Ce cours décrit les stratégies de synthèse de matériaux inorganiques et hybrides basées sur l’utilisation de gabarits anisotropes, à base d’organogélateurs moléculaires. Les organogélateurs sont des petites molécules qui, au contact de certains solvants(la nature du solvant dépendant de la structure de la molécule gélifiante), forment des gels physiques à de très faibles concentrations. L’organogélation résulte de la formation de réseaux d’assemblages supramoléculaires dont les structures anisotropes peuvent prendre des morphologies très variées : plaquettes, rubans, fibres, hélices, cylindres, fagots de fibres. Les forces mises en œuvre au cours de la construction de ces gels sont individuellement faibles. Elles résultent de liaisons hydrogène, donneur-accepteur ou de coordination, d’interactions Pi, électrostatiques, de type van der Waals ou d’interactions solvophobes (hydrophobes). Le but de cette leçon était de familiariser les auditeurs avec ce domaine assez mal connu (même des chimistes) et de montrer à la fois l’esthétique des structures obtenues et l’intérêt fondamental et appliqué des matériaux résultants.
Les gels physiques résultants de ces interactions supramoléculaires coopératives sont thermoréversibles, déformables, et sont utilisés pour la pharmacologie, la cosmétique, la vectorisation, l’ingénierie tissulaire, l’alimentation, l’hygiène, la stabilisation des essences et des lubrifiants, la récupération du pétrole en cas de fuite, la restauration des œuvres d’art, la peinture...
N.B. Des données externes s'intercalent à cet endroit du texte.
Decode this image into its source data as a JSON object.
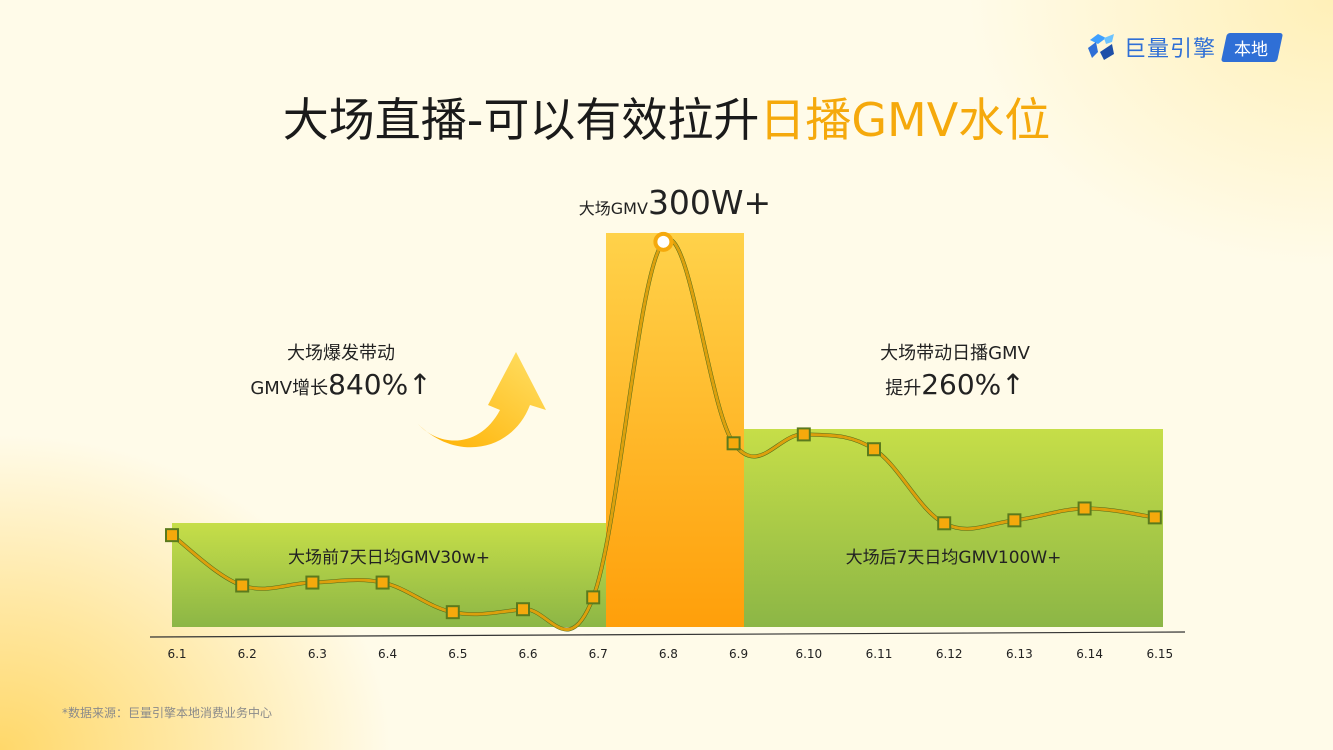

D’autre part, ces gels sont imprégnables par des précurseurs de polymérisation minérale dans les conditions de la chimie douce. On peut donc, par minéralisation, transcrire (répliquer) les structures complexes anisotropes de ces gels pour former des matériaux de composition chimique très variée (oxydes métalliques, verres, chalcogénures, métaux, hybrides organo-minéraux...). Après avoir décrit les grandes familles d’organogélateurs (dérivés d’acides aminés, d’amides de la cyclohexane diamine, de l’acide cholique, de l’urée, des stéroïdes, etc.) et les solvants permettant d’accéder à ces édifices anisotropes, nous avons illustré la leçon avec des organogélateurs plus exotiques, à base de fullerènes, de porphyrines et phtalocyanines modifiées, de clusters de structure tambour tel que [Bu-Sn(O)O2CR]6 ou des polymolybdates [Mo5O15(RPO3)2]2 de type Strandberg). Nous avons également décrit le mécanisme de formation de structures fibreuses sur la base d’expériences réalisées par microscopie de force atomique, et mis en évidence qu’une seule molécule d’organogélateur perturbe plusieurs centaines de molécules de solvant afin de former le réseau lâche du gel physique. Nous avons ensuite discuté des stratégies et mécanismes de minéralisation inorganique ou hybride utilisés dans la littérature pour élaborer des répliques de silice, d’organosilices, d’oxyde métalliques très divers (TiO2, Ta2O5, ZrO2...). Ces stratégies peuvent être déclinées suivant trois voies principales :
- la post-imprégnation dans laquelle l’organogel est préformé puis imprégné par un précurseur de la phase minérale, un hybride, ou même un polymère ;
- le co-assemblage in situ, au cours duquel les précurseurs de l’organogel et les précurseurs de la phase minérale ou hybride sont combinés dès la première étape ;
- l’auto-assemblage d’organogélifiants qui sont déjà des précurseurs hybrides pouvant minéraliser par polycondensation. Dans ce cas le réseau du gel est formésimultanément via des liaisons non-covalentes et des liaisons covalentes.
Ces trois voies peuvent être suivies de lavages et de traitements thermiques pour conduire à la formation de fibres uniques, de fibres creuses, de fagots de fibres. En particulier, nous avons montré qu’en contrôlant la cinétique de polycondensation de silices sol-gel, les interactions silicate-organogel et les interactions silicate-solvant, on peut orienter la nucléation de la phase minérale vers la surface des fibres ou la localiser au sein de la solution. Ces stratégies permettent d’obtenir soit des fibres minces isolées ou des tubules, soit des rubans mésoporeux, des tubes épais ou des fagots de fibres. Les composés obtenus présentent des propriétés intéressantes pour les sciences associées aux domaines de l’environnement (catalyseurs énantio- sélectifs et capteurs sélectifs, systèmes photochromes rhéo-commutants) et de l’énergie (nanomatériaux fibreux pour les batteries ou les membranes).